Industrial Electronics

Wirelessly Powered, Printed Electronic Label for Consumer Items

18 November 2018
Smart consumer packaging that lights up on a shelf such as the backside of a Straub beer label is an example of what ultra-thin, wirelessly powered printed electronics can be used for. Source: Powercast

The increased use and sophistication of printed electronics has led to numerous innovations in the market.

These innovations have led PPG and Powercast Corp. to work on next-generation smart labels that not only provide identification, but also wireless illumination to showcase products on a shelf. The agreement between PPG and Powercast is based on ultra-thin and wirelessly powered printed electronics using PPG’s Teslin substrate and conductive inks combined with Powercast’s Powerharvester receiver technology for over-the-air wireless power.

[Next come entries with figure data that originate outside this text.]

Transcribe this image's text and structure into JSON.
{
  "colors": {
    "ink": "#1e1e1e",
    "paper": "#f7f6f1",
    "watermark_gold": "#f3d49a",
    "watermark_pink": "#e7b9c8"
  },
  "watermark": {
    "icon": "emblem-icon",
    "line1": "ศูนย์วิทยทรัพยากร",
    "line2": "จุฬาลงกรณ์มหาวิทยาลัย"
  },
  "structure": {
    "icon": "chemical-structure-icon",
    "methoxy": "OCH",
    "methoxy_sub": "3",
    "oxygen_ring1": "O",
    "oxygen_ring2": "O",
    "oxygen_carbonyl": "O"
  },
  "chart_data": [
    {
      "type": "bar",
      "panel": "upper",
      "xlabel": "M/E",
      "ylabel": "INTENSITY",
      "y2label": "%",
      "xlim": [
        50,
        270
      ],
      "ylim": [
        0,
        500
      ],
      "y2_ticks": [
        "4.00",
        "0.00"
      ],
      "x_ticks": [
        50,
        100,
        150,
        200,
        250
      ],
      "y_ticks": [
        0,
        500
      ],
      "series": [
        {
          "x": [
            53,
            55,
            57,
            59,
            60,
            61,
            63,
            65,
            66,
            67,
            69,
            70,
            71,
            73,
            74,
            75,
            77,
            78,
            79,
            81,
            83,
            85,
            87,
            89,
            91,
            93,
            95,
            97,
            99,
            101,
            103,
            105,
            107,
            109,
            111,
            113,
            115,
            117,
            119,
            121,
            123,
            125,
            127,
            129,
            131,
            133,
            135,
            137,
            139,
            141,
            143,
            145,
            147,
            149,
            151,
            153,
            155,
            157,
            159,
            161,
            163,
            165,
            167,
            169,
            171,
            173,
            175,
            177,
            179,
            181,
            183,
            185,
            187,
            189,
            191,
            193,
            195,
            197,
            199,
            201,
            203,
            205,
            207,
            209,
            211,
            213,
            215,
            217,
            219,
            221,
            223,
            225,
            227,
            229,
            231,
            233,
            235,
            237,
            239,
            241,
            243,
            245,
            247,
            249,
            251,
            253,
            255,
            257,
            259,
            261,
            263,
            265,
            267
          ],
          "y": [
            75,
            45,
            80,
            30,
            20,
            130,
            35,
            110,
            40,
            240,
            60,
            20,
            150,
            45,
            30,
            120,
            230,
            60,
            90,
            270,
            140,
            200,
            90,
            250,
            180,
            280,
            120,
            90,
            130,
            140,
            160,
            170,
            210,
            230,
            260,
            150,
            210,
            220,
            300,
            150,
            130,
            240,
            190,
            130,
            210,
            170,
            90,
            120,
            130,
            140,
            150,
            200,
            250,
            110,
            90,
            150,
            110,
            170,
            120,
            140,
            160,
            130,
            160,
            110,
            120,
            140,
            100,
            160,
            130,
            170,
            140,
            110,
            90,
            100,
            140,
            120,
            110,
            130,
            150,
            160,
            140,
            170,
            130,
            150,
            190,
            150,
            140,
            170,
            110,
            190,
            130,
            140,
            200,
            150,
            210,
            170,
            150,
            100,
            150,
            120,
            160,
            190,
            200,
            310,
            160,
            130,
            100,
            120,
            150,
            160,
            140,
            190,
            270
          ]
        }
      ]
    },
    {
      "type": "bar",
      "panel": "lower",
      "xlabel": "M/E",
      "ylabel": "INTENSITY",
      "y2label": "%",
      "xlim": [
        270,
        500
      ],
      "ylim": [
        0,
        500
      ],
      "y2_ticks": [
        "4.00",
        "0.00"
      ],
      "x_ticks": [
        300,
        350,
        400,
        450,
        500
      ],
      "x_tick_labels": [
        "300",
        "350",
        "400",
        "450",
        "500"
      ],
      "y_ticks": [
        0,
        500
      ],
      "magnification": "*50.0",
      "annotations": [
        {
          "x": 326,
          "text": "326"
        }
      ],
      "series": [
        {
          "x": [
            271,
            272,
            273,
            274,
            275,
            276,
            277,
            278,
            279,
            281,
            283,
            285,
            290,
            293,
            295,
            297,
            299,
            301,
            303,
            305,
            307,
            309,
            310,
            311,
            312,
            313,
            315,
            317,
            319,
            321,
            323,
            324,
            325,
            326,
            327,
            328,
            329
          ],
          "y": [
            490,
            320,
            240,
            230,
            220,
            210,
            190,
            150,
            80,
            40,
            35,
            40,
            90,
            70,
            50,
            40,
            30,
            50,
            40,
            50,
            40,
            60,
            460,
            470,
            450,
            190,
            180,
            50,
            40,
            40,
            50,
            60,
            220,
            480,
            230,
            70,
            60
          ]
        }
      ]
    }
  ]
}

The companies will first create an LED-based wireless illumination solution for smart consumer packaging and identification cards. The printed electronics are sealed into packaging and cards via lamination and provide illumination without wires, batteries, charging ports or direct contact with a power source.

The illuminated smart labels are created by printing graphics or information on one side of the Teslin substrate using conventional or digital print technologies. The electronic circuitry is printed directly onto the opposite side of the substrate using PPG’s conductive ink. The wireless power receiver chip and other components are then attached using a conductive epoxy and the label is laminated to seal the electronic circuitry.

The consumer smart labels segment is showing substantial growth because these printed electronics carry product information, such as ingredients and manufacture date. They also add another layer of security through smart identification and traceability.

The PPG-Powercast smart label is flexible, water resistant and protects the circuitry from the handling and abuse common in credential and packaging applications.

The printed electronics could be used for applications outside of the retail or consumer space to include radio frequency identification (RFID) and mobile antennas, membrane switch and capacitive touch panels, flexible OPV solar panels, printed sensors and medical biosensors.

Different industries are beginning to use smart labels, such as manufacturing, food and beverage, healthcare, automotive, retail, security and many more. Market research firm Research and Markets forecasts the smart labels market to grow to an $11.7 billion business by 2023, up from $5.9 billion in 2017. During this forecast period, the smart labels market will have a compound annual growth rate (CAGR) of 12.1%.